Nu uzh ne znayu(bueno, no sé) —murmuró Lucette, reproduciendo fielmente el tono abatido con que su madre pronunciaba la frasecita, expresión aparente de una confesión de ignorancia y error, pero que tendía, con su acento apenas perceptible de condescendencia, más que de consentimiento, a atenuar y diluir la veracidad de la réplica correctora del interlocutor—. Lo único que yo quería decir —continuó —es que se trataba de un bello hispanoirlandés sombrío y pálido, y que la gente les tomaba por gemelos. No he dicho que fuesen verdaderos gemelos. O «drillizos».
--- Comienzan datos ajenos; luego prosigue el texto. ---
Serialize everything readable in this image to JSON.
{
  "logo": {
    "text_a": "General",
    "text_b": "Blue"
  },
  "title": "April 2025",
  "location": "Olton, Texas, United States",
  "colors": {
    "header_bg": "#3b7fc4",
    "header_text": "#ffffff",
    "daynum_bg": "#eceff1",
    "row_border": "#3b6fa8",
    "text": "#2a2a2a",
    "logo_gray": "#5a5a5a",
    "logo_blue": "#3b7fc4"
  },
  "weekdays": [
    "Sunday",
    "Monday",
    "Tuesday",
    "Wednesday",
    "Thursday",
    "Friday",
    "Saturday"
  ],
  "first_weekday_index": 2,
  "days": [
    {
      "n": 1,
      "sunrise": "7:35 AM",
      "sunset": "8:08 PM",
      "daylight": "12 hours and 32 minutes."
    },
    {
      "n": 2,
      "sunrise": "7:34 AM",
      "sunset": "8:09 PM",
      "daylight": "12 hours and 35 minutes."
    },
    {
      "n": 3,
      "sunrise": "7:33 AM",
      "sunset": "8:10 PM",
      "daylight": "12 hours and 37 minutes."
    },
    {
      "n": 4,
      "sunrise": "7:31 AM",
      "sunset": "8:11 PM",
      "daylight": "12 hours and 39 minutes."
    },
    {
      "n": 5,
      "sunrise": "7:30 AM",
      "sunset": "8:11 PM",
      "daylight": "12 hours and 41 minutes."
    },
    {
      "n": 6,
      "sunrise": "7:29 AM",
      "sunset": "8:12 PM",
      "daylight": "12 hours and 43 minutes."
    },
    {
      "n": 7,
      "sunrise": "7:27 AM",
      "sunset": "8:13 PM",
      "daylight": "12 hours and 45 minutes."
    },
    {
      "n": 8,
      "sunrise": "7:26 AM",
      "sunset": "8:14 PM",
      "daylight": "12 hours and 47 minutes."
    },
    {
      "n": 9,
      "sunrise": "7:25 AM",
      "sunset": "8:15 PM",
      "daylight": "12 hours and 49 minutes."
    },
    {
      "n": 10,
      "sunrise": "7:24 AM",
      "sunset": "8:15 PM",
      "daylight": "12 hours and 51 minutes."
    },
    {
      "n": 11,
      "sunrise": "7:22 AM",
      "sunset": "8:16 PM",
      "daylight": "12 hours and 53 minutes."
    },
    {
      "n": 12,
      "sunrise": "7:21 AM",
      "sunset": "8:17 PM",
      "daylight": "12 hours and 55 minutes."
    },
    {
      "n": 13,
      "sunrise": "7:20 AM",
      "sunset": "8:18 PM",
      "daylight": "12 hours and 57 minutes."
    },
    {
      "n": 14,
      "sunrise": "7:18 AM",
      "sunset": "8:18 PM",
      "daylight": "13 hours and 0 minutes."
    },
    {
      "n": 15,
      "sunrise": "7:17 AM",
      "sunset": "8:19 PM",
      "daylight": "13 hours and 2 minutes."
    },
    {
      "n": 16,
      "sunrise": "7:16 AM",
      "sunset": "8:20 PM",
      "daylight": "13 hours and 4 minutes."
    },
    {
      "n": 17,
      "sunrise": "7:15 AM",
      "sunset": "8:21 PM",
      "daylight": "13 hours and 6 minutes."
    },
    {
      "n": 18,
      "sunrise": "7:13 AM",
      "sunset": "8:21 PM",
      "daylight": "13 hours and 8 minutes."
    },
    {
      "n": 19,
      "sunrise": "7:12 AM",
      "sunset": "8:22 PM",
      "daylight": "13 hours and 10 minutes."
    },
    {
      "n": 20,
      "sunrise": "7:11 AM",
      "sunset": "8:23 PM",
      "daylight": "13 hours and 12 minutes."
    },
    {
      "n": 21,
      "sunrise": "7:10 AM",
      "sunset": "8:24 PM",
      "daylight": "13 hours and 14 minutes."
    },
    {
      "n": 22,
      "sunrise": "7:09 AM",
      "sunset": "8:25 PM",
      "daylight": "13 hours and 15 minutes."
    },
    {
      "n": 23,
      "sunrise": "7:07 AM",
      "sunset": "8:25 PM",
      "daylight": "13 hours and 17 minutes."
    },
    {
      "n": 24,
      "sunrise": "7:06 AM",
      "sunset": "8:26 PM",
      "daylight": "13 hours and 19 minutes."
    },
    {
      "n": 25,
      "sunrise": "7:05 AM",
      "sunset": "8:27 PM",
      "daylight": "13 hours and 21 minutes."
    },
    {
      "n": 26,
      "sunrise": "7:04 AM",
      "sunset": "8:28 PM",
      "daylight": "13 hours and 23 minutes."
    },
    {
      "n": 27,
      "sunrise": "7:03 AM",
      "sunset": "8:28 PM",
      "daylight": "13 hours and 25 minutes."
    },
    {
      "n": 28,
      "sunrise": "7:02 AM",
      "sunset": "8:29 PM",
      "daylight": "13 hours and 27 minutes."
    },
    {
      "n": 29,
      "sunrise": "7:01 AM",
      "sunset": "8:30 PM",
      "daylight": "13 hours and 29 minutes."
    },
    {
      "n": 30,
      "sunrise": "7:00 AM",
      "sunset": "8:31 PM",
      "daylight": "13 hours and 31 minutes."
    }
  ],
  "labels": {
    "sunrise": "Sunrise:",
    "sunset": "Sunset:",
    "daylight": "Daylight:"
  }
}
¿ Drillizos? ¿Quién lo pronunciaba así? ¿Quién, quién? ¿Una pobre criatura empapada y chorreando, en un sueño? ¿Vivían todavía los huérfanos? Pero sigamos oyendo a Lucette.

—Al cabo de un año, más o menos, descubrió que era el querido de un viejo pederasta, y le dejó. El desgraciado se metió una bala en la cabeza, en una playa de moda, durante la marea alta, pero los turistas y los bisturistas le sacaron de aquel mal paso, aunque ahora tiene el cerebro deteriorado y ha perdido definitivamente el habla.